"No—at least, I don't think so. Oh, dear, I just felt that something had happened to him!" wailed Dorothy, sinking into an ebony armchair and fanning herself with a silk sofa cushion.

"Now don't be alarmed." The Cowardly Lion rushed to Dorothy's side and knocked three vases and a clock off a little table, just to show how calm he was. "Think of his brains! The Scarecrow has never come to harm yet, and all we have to do is to return to the Emerald City and look in Ozma's Magic Picture. Then, when we know where he is, we can go and find him and tell him about our little adoption plan," he added, looking hopefully at Dorothy.

"The Scarecrow himself couldn't have spoken more sensibly," observed Blink with a great sigh of relief, and even Dorothy felt better.

In Ozma's palace, as many of you know, there is a Magic Picture, and when Ozma or Dorothy want to see any of their friends, they have merely to wish to see them, and instantly the picture shows the person wished for and exactly what he is doing at that certain time.

"Of course!" sighed Dorothy. "Why didn't I think of it myself?"

"Better have some lunch before you start back," suggested Blink, and bustling about had soon set out an appetizing repast. Dorothy was too busy worrying about the Scarecrow to have much appetite, but the Cowardly Lion swallowed seventeen roasts and a bucket of corn syrup.

"To give me courage!" he explained to Dorothy, licking his chops. "There's nothing that makes me so cowardly as an empty stomach!"

It was quite late in the afternoon before they could get away.

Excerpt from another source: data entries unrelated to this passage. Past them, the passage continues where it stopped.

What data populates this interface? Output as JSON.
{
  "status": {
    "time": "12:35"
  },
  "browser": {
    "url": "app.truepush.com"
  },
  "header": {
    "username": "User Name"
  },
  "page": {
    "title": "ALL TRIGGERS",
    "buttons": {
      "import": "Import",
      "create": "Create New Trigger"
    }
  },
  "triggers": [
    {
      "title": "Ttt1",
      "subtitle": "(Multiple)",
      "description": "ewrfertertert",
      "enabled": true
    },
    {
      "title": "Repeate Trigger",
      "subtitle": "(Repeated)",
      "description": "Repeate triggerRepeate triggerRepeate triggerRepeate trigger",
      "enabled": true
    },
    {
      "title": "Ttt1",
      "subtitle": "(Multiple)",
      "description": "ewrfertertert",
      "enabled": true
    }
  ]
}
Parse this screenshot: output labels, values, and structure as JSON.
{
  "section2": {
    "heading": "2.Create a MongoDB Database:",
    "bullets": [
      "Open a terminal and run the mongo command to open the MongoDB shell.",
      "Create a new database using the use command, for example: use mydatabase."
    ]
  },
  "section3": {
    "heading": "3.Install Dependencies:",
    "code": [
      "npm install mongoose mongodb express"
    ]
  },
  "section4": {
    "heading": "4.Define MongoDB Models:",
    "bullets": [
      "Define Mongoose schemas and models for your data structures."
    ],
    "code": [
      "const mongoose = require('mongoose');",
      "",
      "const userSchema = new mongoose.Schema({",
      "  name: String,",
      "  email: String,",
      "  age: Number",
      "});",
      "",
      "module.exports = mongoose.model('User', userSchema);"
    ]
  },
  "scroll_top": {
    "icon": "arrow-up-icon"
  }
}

Blink insisted on putting up a lunch, and it took some time to make enough sandwiches for the Cowardly Lion. But at last it was ready and packed into an old hat box belonging to Mops, the Scarecrow's cook. Then Dorothy, balancing the box carefully on her lap, climbed on the Cowardly Lion's back, and assuring Blink that they would return in a few days with his master, they bade him farewell. Blink almost spoiled things by bursting into tears, but he managed to restrain himself long enough to say goodbye, and Dorothy and the Cowardly Lion, feeling a little solemn themselves, started toward the Emerald City.

"My, but it's growing dark," said Dorothy after they had gone several miles. "I believe it's going to storm."